Aksa tertawa renyah lalu memeluk Raya dengan gemas. Sejujurnya ia sudah hampir jatuh ke dunia mimpi, hanya saja saat mendengar suara Raya kesadarannya kembali dan membuatnya menahan diri untuk tidak membuka matanya dan memilih untuk mendengar curhatan dari istrinya.
"Kenapa malu? Sini, cium pipi aku coba," tagih Aksa. Lelaki itu mendekatkan wajahnya pada Raya.
Raya menggelengkan kepalanya dan tetap bersembunyi dibalik selimut. Raya merasa sudah tidak memiliki muka lagi untuk berhadapan dengan suaminya.
Aksa terkekeh.

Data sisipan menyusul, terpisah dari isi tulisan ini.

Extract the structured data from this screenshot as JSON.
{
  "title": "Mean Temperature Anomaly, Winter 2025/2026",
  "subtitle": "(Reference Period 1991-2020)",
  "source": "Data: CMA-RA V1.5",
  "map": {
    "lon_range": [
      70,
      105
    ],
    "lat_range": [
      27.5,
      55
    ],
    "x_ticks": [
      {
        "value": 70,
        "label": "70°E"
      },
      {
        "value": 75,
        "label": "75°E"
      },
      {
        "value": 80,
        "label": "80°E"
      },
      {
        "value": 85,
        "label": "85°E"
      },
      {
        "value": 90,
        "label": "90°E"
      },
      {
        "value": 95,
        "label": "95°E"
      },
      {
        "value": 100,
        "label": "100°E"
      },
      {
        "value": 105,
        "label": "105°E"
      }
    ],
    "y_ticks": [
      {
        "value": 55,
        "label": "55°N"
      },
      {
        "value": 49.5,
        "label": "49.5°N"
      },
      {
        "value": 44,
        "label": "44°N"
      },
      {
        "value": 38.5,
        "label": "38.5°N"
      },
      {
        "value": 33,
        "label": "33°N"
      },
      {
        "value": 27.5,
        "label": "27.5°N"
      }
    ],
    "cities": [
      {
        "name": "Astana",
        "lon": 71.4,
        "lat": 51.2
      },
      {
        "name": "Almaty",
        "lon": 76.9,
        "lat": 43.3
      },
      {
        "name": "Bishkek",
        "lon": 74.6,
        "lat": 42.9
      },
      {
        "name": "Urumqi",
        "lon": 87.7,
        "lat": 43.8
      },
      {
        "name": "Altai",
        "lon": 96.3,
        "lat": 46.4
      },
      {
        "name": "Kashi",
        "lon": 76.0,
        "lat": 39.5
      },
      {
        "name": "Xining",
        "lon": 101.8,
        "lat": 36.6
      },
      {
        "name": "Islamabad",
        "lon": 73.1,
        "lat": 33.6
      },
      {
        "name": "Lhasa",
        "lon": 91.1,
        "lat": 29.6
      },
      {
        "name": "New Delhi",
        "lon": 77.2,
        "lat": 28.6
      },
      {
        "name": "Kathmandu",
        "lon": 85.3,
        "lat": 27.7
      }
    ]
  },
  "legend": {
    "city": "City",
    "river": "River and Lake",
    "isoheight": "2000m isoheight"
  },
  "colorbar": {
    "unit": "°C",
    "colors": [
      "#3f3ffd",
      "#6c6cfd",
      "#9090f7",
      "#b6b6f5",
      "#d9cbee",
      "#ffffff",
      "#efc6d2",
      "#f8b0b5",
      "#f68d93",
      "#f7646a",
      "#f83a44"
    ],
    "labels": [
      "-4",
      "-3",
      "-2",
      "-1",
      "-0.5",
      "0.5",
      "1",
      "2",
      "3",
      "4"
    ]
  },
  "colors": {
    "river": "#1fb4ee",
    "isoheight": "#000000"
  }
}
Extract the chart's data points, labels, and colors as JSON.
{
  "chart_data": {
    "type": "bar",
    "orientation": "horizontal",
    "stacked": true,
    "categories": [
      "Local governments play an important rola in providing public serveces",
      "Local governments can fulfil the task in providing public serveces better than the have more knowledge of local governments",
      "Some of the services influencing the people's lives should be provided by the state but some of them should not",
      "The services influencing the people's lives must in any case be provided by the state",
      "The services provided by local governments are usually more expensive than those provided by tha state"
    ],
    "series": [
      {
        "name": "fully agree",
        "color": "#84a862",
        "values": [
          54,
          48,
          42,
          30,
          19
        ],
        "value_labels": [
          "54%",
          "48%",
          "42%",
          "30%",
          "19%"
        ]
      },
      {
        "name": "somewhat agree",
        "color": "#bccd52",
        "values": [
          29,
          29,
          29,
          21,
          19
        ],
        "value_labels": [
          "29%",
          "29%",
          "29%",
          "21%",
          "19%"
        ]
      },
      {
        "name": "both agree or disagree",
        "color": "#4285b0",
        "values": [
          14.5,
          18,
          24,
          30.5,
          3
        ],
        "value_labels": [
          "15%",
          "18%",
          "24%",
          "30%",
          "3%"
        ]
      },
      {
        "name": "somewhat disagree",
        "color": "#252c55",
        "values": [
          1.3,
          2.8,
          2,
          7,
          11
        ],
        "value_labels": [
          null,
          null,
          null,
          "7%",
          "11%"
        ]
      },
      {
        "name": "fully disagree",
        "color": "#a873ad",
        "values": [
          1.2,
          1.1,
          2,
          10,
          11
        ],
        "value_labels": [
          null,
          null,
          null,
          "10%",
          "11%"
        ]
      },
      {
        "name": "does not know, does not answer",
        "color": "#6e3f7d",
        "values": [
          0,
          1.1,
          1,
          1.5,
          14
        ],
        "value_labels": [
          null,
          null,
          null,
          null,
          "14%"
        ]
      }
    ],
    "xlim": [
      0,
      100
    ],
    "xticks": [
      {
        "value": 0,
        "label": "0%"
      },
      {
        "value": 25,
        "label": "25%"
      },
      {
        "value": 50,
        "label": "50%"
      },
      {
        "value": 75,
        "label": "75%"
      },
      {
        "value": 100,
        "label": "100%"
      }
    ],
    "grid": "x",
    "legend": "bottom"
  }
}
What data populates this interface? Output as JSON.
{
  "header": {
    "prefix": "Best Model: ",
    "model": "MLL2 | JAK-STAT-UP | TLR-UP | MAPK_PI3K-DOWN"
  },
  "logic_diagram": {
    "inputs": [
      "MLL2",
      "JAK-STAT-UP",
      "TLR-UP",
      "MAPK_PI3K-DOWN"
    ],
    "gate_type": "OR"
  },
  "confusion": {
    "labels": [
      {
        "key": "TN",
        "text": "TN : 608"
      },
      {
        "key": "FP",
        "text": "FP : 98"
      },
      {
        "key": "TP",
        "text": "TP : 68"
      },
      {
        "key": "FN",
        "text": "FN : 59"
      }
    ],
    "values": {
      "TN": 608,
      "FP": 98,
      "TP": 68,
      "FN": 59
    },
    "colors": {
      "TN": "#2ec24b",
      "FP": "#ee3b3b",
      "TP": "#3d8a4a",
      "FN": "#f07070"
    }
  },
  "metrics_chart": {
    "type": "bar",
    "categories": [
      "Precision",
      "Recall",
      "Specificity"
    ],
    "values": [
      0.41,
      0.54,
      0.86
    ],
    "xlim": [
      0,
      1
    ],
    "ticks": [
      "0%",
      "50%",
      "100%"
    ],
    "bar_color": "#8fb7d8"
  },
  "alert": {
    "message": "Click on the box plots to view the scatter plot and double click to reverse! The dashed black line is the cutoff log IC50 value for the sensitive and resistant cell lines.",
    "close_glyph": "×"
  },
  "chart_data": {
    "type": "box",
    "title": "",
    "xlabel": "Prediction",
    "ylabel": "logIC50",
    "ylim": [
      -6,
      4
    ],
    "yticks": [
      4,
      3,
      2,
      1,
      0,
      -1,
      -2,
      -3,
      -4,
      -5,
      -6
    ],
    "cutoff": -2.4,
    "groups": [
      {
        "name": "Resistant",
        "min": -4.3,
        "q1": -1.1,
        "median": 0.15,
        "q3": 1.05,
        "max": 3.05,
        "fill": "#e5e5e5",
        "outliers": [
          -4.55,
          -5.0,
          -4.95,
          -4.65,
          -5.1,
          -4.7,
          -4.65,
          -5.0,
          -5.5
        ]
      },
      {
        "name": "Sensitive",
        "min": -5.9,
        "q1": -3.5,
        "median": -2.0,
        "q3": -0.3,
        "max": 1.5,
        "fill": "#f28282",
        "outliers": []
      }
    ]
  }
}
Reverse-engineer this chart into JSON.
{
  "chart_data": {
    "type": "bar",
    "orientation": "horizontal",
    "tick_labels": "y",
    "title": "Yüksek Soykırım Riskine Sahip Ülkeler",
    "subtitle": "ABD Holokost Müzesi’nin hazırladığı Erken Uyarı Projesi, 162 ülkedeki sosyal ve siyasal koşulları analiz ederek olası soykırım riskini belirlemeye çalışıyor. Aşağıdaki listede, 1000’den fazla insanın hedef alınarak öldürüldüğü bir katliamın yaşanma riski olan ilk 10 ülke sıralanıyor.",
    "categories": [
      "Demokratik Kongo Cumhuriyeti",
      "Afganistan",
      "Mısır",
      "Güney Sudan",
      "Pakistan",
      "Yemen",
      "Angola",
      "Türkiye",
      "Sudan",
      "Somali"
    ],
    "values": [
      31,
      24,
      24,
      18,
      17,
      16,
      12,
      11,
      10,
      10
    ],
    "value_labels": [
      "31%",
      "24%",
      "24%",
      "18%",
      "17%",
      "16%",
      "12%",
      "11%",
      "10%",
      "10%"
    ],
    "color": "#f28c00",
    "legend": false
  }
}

Dengan kekuatan yang ia miliki, lelaki itu menarik selimut yang membalut tubuh istrinya. Usahanya berhasil, selimut itu tersingkap.
Aksa dan Raya saling bertatapan. Degup jantung kedua insan itu berpacu dengan cepat.
Perlahan wajah Aksa mendekat, ia mengecup singkat pipi Raya yang bersemu.
"Nah, gantian. Sekarang kamu bisa cium pipiku," kata Aksa sambil tersenyum.
Raya menutup wajahnya lagi dengan tangan, ia masih merasa sangat malu.
"Ayolah, Ray. Selama ini aku selalu melakukannya lebih dulu, sekarang giliranmu," bujuk Aksa memelas. Seperti sangat ingin sekali Raya melakukan itu untuknya.
Mata Raya berubah memandang Aksa sebal karena terus dibujuk. Apakah lelaki itu sengaja pura-pura tidur tadi agar terjadi hal ini?
"Sekali aja," lirih Raya membuat senyum Aksa mengembang.
"Iya, sekali."
Dengan cepat, Raya mengecup pipi Aksa. Bibirnya menempel pada pipi Aksa hanya satu detik saking cepatnya.
"Udah, sekarang tidur. Besok pagi Mas Aksa harus bangun cepat. Awas aja Mas Aksa pura-pura tidur lagi. Aku balik tidur ke kamar yang lama," dengus Raya sebal dan mengancam. Gadis itu membalikkan tubuhnya memunggungi Aksa, ia tidak mau Aksa melihat wajahnya yang memerah menahan malu.
"Iya, sayang, iya." Aksa mengeratkan pelukannya di pinggang Raya.